A second year student, Tyler's work has been accepted for presentation at conferences such as the International Communication Association. He is an alumnus of the University of Colorado Boulder, where he graduated magna cum laude while simultaneously serving as an Executive of one of the country's largest student unions. He later received an M.A. from the University of Chicago, where he wrote a thesis examining self-expression and identitarian politics on Tumblr. Prior to his doctoral studies, Tyler worked on political campaigns for nearly a decade.

Paromita Sengupta

psengupt@usc.edu

Paromita is a 4th year doctoral student at the Annenberg School for Communication, University of Southern California. Her research is situated at the intersection of participatory politics, digital media, and humor, and she is especially interested in the way in which online counterpublics use discursive activism to create new toolkits of resistance.

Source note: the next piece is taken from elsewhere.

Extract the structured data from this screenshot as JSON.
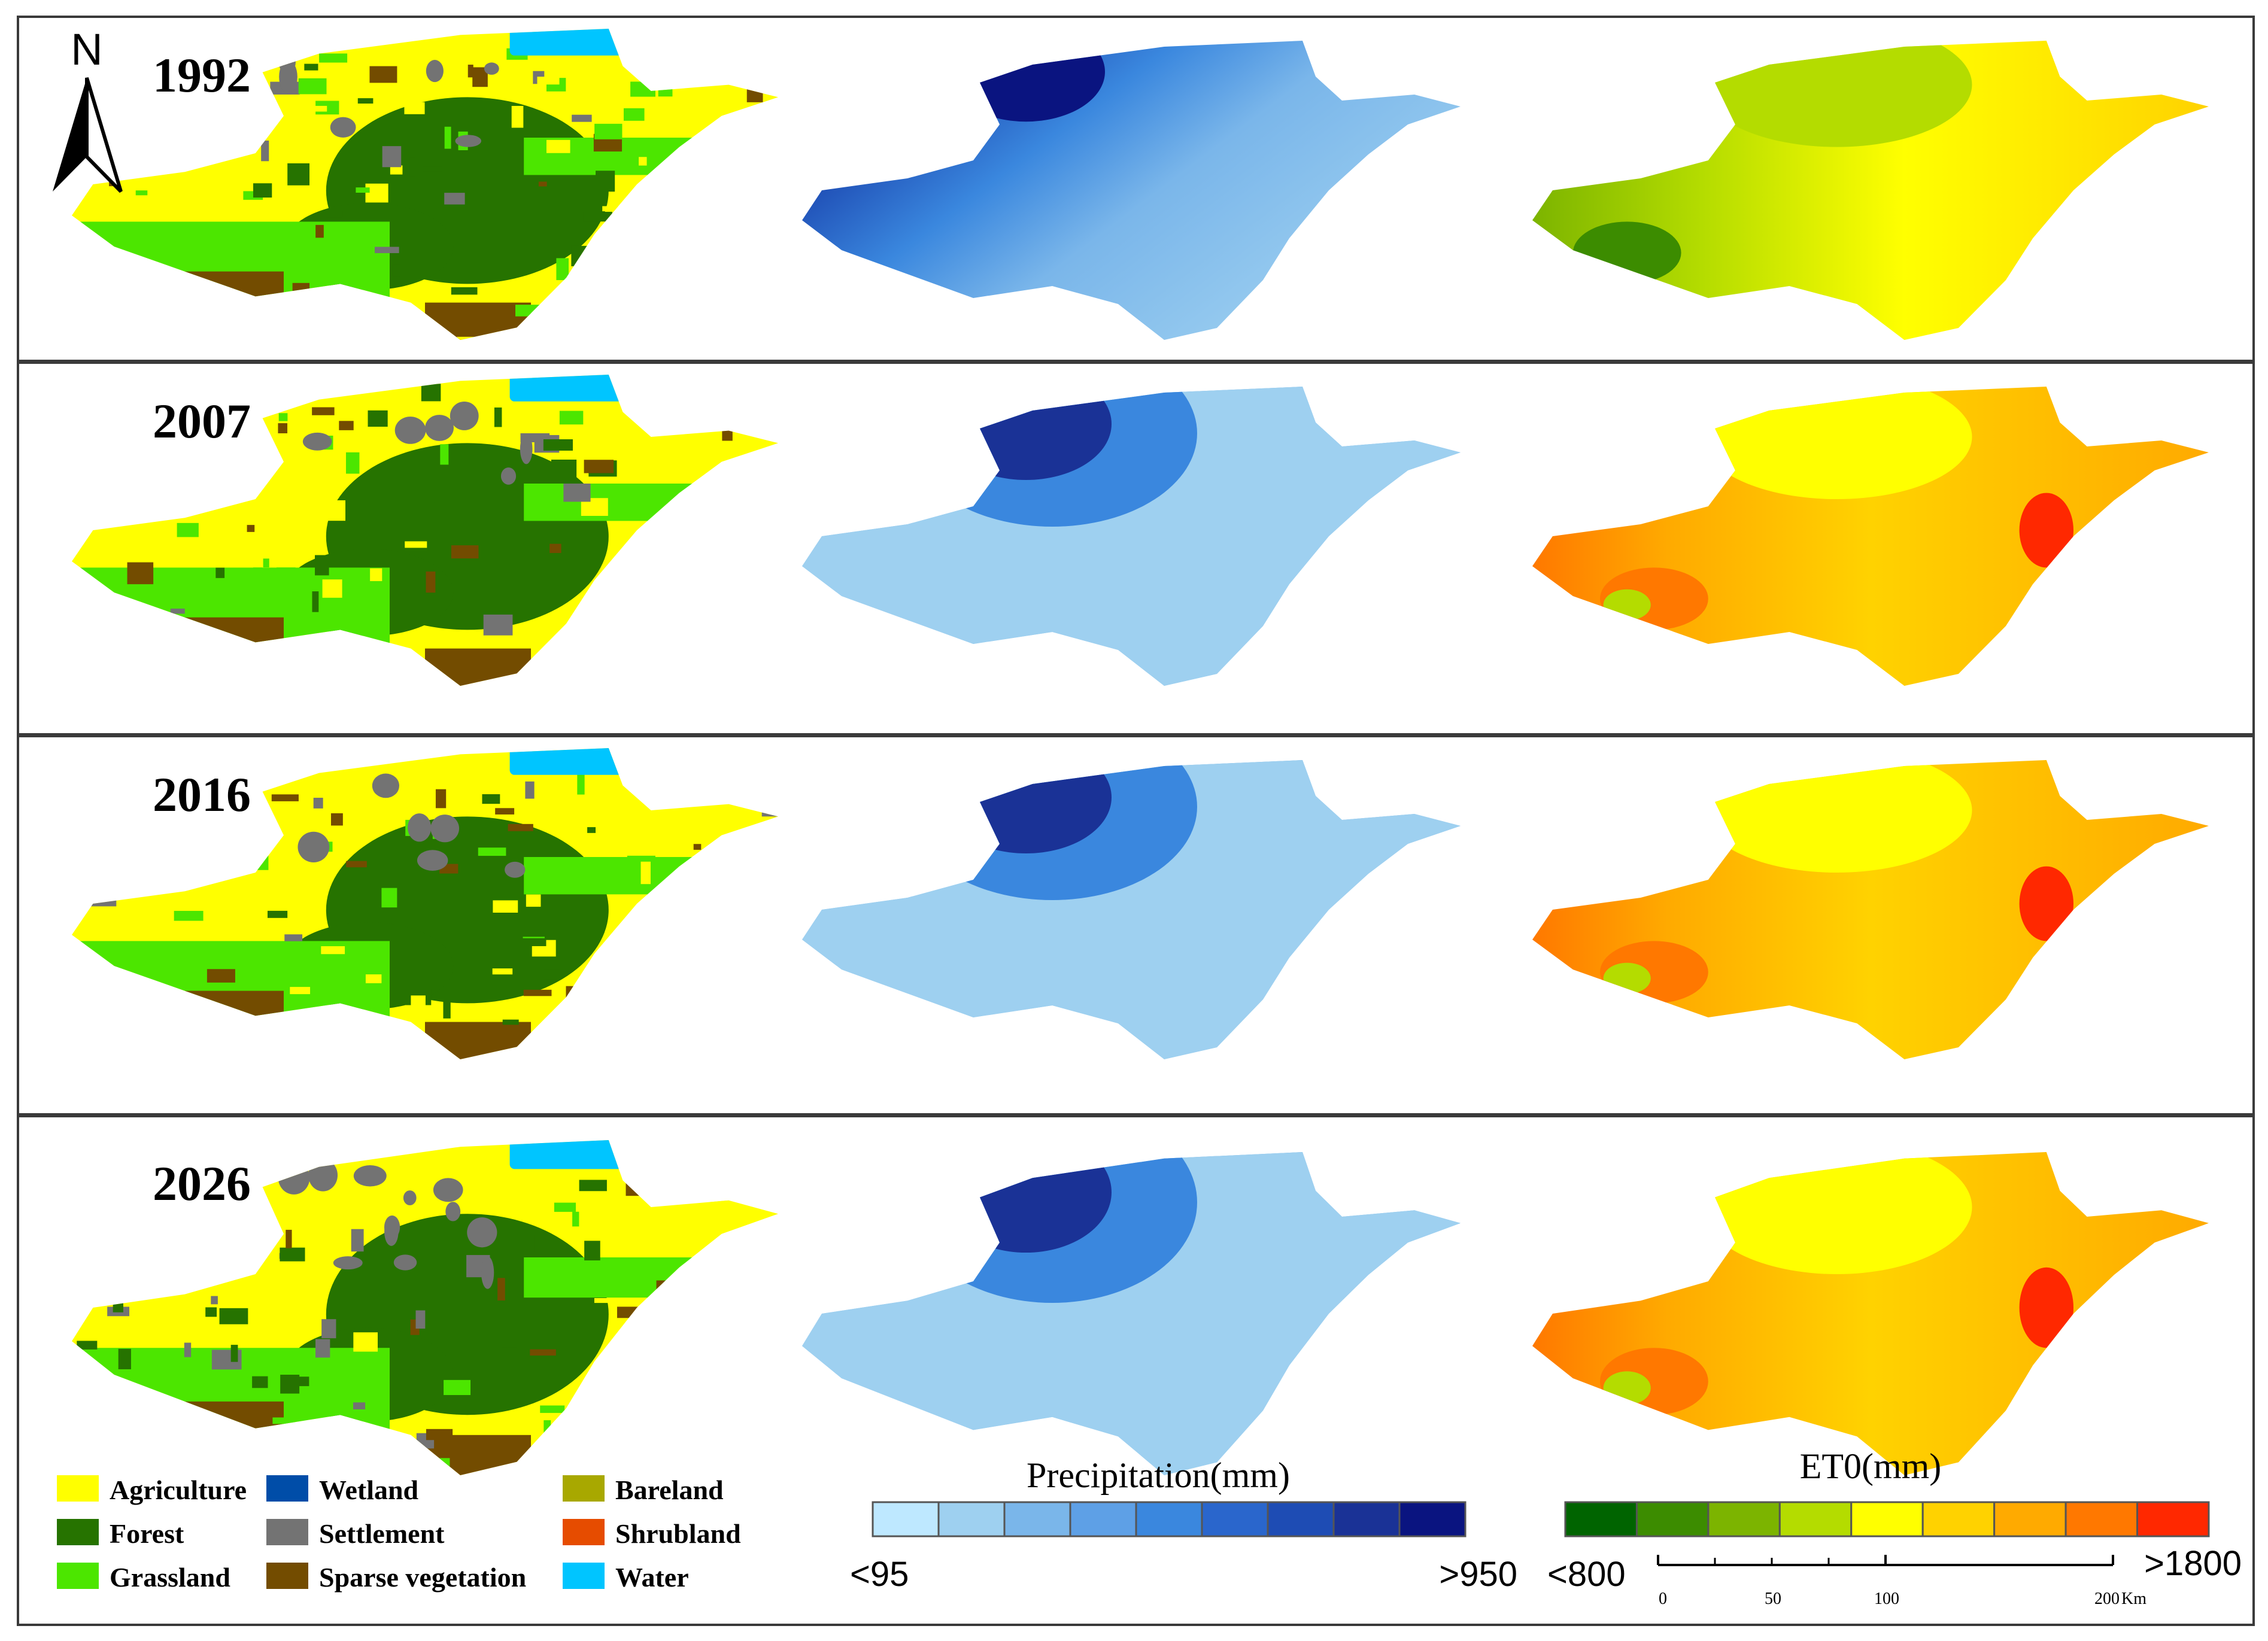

Emilia Yang is an activist, artist, and militant researcher. Yang is currently a Ph.D. student in Media Arts + Practice in the School of Cinematic Arts at the University of Southern California. Her work has been interconnected with digital communications, performance, and public art. Her research focuses on participatory culture and its relationship to media, arts, and design. She is interested in transmedia storytelling framed through the question of how it can foster social change and civic engagement. Her art practice utilizes site-specific interactive installations, interactive documentaries, performance, and urban interventions, all of which explore social justice issues in participatory ways. Emilia completed an M.A in Communications at Penn State University. Her Master’s project researched the first social media protest to make it to the streets in her home country Nicaragua. She developed a participatory transmedia storytelling hub in a site called ocupainss.org with the objective to present the maximum number of stories and violations of human rights around this protest.

Sulafa Zidani

zidani@usc.edu

Sulafa Zidani is a doctoral student at USC Annenberg. She researches new media, participatory culture, and digital language and power dynamics, with special interest in China and the Arab World.

 

Sulafa is a speaker of English, Arabic, Hebrew, Mandarin, and French. She is a founding organizer of Annenberg's communication and cultural studies graduate student conference, Critical Mediations. Prior to joining Annenberg, she worked as a teacher, research assistant, and translator in Palestine, Israel, China, and the US.

 

She earned her BA and MA from the Hebrew University of Jerusalem in Asia Studies and Communication and Journalism. Her MA thesis investigated the complex relationship between political power and new media by focusing on the use of counter-power expressions born in the online resistance discourse on the Chinese microblogging website Weibo. She has also studied Arabic forms of digital creativity through a collaborative analysis of "Gangnam Style" remakes as identity practice.

 

Through her research, Sulafa seeks to uncover the deeper meanings, values, and ideologies behind digital participation and expression.